There is a certain degree of stratigraphical faunal mixing in the examined layers: co-occurrence of Nicklesia pulchella and Kotetishvilia compressissima (early Barremian, Altmann Member), Leymeriella tardefurcata and Douvilleiceras mammillatum, (early Albian, Garschella Formation), probably Mortoniceras inflatum and Hysteroceras sp. (early late Albian, Garschella Formation), latest Albian Stoliczkaiella notha and S. clavigera together with early Cenomanian Mantelliceras mantelli and Hypoturrilites gravesianus (latest Albian–earliest Cenomanian; Kamm Bed of the Garschella Formation). Such faunal mixing indicates that our analyses do not represent a single association from one environment of one short time interval, and thus some time averaging occurred (Kidwell and Bosence 1991). However, the faunas do not show a mix of neritic organisms (corals, sponges and algae) and pelagic forms (cephalopods), which suggests that the degree of ecological mixing of remains of organisms from extremely different environmental conditions is low. Furthermore, it is a challenge to correctly estimate the timespan included in the sampled layers. To this end, we gathered data on the absolute ages of ammonites, whose ages were radiometrically dated by Scott (2014). Although the preservation sometimes hampers precise taxonomic assignments like in Hysteroceras of the early late Albian, we assume that the time ranges of the deposition of each layer are more or less comparable with a time span of more than 2.5 My (Table 1).
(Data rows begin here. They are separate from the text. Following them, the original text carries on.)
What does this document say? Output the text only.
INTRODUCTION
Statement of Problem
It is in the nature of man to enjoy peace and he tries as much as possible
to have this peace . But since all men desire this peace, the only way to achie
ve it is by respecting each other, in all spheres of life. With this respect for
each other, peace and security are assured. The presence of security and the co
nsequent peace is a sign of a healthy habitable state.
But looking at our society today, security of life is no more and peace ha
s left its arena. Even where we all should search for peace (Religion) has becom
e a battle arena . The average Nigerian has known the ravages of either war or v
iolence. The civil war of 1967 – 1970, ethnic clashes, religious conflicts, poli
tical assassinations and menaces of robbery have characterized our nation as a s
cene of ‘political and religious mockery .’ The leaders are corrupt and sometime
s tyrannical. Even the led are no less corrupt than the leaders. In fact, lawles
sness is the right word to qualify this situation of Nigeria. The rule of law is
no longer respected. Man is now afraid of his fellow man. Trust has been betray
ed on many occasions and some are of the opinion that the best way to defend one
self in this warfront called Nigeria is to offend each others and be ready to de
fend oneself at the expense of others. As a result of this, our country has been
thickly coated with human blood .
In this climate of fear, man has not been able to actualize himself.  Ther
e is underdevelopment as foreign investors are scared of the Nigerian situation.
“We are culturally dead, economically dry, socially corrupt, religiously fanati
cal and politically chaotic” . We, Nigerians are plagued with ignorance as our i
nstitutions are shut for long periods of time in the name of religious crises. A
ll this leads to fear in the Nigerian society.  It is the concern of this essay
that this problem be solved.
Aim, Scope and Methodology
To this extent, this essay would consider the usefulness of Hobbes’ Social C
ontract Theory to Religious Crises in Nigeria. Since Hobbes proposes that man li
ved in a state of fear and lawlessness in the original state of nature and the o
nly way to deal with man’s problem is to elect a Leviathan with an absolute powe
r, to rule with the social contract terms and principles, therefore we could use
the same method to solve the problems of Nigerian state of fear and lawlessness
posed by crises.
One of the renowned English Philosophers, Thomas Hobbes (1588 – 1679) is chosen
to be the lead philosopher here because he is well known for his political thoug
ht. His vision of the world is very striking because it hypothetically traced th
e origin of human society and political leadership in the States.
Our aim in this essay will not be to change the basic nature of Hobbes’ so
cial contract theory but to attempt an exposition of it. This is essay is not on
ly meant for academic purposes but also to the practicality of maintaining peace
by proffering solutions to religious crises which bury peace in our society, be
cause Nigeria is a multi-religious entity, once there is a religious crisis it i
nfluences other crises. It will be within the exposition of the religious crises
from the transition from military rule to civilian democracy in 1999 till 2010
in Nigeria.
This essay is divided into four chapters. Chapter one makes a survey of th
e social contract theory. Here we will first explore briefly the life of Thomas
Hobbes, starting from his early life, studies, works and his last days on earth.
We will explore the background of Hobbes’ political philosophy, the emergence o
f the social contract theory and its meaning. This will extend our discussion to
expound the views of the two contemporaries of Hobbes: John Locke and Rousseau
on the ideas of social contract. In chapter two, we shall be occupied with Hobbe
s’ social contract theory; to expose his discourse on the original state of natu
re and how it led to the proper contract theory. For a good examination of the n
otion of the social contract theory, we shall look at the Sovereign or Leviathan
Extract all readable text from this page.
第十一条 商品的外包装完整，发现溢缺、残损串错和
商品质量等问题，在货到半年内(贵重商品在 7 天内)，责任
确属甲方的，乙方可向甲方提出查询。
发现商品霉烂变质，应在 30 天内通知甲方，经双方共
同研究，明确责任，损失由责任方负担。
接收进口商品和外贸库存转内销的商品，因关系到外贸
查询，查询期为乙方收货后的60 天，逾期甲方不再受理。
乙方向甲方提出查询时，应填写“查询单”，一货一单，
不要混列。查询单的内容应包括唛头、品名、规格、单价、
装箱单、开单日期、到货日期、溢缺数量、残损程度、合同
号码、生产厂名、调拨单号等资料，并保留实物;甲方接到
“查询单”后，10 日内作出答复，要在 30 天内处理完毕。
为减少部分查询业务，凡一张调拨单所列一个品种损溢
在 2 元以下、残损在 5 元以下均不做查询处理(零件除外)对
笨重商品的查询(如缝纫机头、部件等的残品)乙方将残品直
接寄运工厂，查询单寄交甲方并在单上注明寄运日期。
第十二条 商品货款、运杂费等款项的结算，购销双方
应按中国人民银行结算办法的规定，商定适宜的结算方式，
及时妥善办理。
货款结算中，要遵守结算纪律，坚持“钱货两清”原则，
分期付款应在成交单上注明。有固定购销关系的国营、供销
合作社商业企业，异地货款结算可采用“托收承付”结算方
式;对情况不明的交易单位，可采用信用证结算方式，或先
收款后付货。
Alpha diversity (taxonomic richness)

To compare alpha diversities (taxonomic richness at the family level) of faunas from the different geologic units, the abundances of each family were counted per faunal association. Since some fossils were available only as cross sections, and thus not determinable to family level in the late Barremian, the taxonomic richness could not be assessed. Rarefaction analysis (Krebs 1989) was carried out to estimate the effect of sample size and to standardize on a certain sample size (compare Alroy 2010b). This test was performed with the software PAST 3.15 (Hammer et al. 2001).

Ecospace utilization

We applied the concept of ecospace utilization introduced by Bush et al. (2007), in which the fossils were classified based on their ecological parameters (tiering, motility and feeding) and plotted into a theoretical ecospace. Each parameter represents x, y and z axes in the theoretical ecospace and after completion of plotting the ecology of organisms within a single community, it provides an overview of the ecologic structure of the community. This method is suitable to document how many life styles existed within a community (compare Novack-Gottshall 2007). We followed the ecological classification illustrated in Table 1 of Tajika et al. (2017) with some corrections and additions (Table 2). The rarefaction analysis was also carried out for ecological disparity to correct for sampling biases. To detect which taxa and modes of life were dominant in each fauna, the ‘nucleus of a biocoenosis’ concept (Neyman 1967; later referred to as ‘trophic nucleus’ by some researchers) was applied. Accordingly, ecologies of organisms (as number of ecologies calculated using the ecospace above), which constitute 80% of a fauna, were regarded as being ecologically prevalent.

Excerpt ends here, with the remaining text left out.